Almost all of the Amish children here in central Illinois attend Amish
run schools. The Arthur area has fourteen parochial schools and five
special education for the Amish children. In our rural area we still
have some Amish families that will send their children to the local public
schools. The Amish schools around the central Illinois area are
usually one or two room rural schools and they are staffed with their own
teachers. These teachers are usually Amish men or women who have
completed eighth grade.
Amish children start school at the age of six and attend elementary
school through their eighth grade. The Amish children walk, ride
bicycles, or drive a horse and buggy to school. Each school is
overseen by trustees to make up a board and records are kept for state
inspection. The Amish schools are funded by the church districts.

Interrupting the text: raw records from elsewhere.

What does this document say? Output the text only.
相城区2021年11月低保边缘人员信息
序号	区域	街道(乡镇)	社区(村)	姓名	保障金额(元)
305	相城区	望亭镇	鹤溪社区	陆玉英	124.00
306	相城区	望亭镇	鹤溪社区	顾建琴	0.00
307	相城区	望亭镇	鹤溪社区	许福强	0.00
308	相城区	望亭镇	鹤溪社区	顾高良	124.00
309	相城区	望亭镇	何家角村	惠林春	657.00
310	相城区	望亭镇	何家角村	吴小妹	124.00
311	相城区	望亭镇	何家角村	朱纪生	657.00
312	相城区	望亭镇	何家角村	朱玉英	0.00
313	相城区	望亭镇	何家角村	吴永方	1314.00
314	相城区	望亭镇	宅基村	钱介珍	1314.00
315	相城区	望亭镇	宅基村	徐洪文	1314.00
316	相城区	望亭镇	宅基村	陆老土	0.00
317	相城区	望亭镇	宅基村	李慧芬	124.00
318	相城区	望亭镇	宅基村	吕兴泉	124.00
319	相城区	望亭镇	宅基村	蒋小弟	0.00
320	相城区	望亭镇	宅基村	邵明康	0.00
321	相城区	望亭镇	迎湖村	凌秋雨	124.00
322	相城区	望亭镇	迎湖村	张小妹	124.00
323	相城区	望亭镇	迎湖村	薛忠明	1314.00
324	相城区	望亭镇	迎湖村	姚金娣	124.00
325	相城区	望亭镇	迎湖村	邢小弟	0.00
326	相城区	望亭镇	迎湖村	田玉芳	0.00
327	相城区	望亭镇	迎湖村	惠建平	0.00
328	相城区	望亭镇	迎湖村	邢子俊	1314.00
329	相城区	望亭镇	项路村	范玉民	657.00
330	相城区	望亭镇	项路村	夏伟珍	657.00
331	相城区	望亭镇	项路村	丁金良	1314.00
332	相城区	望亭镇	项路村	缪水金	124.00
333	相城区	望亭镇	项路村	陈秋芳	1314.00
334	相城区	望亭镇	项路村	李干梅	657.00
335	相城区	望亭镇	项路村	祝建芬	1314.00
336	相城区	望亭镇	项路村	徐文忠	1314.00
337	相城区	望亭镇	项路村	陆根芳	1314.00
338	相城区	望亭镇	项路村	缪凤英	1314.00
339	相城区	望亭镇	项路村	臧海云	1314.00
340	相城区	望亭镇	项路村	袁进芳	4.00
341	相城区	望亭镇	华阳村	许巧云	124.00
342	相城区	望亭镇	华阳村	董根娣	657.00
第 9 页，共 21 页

The school building have wood or gas stoves and no electricity. The
Amish schools are built to use natural lighting.
In school the Amish children learn English, reading, spelling, and
penmanship. In arithmetic the Amish are taught addition,
subtraction, multiplication, decimals, division, and weights and
measurements to use in everyday life. All books that are used in the
Amish schools are selected by the trustees.

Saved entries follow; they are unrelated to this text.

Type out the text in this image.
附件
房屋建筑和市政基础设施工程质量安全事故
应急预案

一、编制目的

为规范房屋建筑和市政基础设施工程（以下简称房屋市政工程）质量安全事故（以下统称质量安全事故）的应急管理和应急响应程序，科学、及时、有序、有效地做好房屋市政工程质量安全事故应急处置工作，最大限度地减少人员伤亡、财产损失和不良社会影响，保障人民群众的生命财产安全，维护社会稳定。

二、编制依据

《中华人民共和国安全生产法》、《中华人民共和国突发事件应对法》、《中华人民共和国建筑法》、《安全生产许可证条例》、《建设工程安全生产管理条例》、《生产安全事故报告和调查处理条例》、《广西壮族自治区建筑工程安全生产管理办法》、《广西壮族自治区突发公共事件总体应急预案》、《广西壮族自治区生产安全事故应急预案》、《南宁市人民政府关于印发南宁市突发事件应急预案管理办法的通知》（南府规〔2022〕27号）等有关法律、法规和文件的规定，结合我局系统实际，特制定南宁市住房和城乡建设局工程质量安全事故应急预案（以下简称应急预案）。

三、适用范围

Amish schools stress community and accuracy rather than speed.
Also, honesty, love, and cooperation are regarded highly by the Amish in
education. The older Amish children help out the younger children in
the shared classrooms. Amish families in the school district rotate
preparing a hot lunch for the students. If a major expense arises the Amish
school raises money by holding a auction or bake sale where all the Amish
families in the district contribute.
Most of the Amish children look forward to leaving school and starting on
their chosen careers. Work is usually waiting for them at home on the
farm. The Amish boys are expected to help with farming or to
contribute in the wood working shops. The Amish girls learn hot to
manage other younger children and contribute around the household.